Professor Jill Miller and collaborator Melody Chang have created an augmented reality (AR) sculptural installation at the Institute of Contemporary Art San Francisco, on view through April 30th. The ICASF exhibition, Dog Pack, is an AR environment that uses the Institute of Contemporary Art SF as a site for exploring Dogpatch neighborhood lore in a fantastical and fabulative way. The work combines virtual objects with the physical space to create a hybrid ecosystem where visitors engage in a participatory artwork.

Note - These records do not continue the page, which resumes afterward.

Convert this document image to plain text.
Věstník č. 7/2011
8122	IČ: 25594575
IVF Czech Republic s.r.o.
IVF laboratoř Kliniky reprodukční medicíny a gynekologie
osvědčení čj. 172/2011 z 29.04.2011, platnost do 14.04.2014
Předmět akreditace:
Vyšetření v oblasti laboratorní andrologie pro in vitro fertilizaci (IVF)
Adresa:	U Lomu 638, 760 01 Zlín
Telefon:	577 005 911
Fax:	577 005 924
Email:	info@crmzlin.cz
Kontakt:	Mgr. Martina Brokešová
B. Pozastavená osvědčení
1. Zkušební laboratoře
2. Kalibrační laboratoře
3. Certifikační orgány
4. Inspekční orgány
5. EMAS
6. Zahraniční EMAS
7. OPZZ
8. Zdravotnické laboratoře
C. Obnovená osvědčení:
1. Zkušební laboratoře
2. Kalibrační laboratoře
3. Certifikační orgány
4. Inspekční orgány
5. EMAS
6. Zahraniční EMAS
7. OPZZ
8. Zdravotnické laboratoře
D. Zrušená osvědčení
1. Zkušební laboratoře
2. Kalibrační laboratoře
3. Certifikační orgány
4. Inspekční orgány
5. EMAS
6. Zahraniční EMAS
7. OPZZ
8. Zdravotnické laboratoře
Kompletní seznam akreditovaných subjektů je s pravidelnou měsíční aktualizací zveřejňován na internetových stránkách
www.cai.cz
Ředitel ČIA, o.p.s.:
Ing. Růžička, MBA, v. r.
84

The ICASF is a new museum space in the Dogpatch neighborhood of San Francisco. Drawing on urban legends about the origin of the Dogpatch name, Dog Pack is a site-specific project that explores and embellishes local lore about wild dog packs roaming the neighborhood, feeding off of slaughterhouse scraps from 3rd Street processing plants. These dog packs purportedly “ruled” Bayview and Dogpatch neighborhoods from mid-1800s for the next century as the neighborhood shifted from rural to industrial. While there are three competing stories about the origin of the Dogpatch name, this work focuses on one: wild dogs.

By situating the audience-participant in both a virtual environment and a physical space, Dog Pack blurs the boundaries between the real and the imagined, the historical and the present. The work grounds itself in the conceptual art of the 1960s, a time when questions about the nature and necessity of the physical art object were primary. The project nods toward modern-day artmaking, where semiological questions about the nature of art have new meaning as technology has advanced and AR objects are both “here” and “not here” simultaneously.

Note: Black and white text on walls belong to artist Chris Martin. Dog pack is located within his existing installation at ICASF.

Dogs in a large room

A real dog and pack of augmented reality dogs at the ICASF gallery. Chris Martin's text and sculptures in background.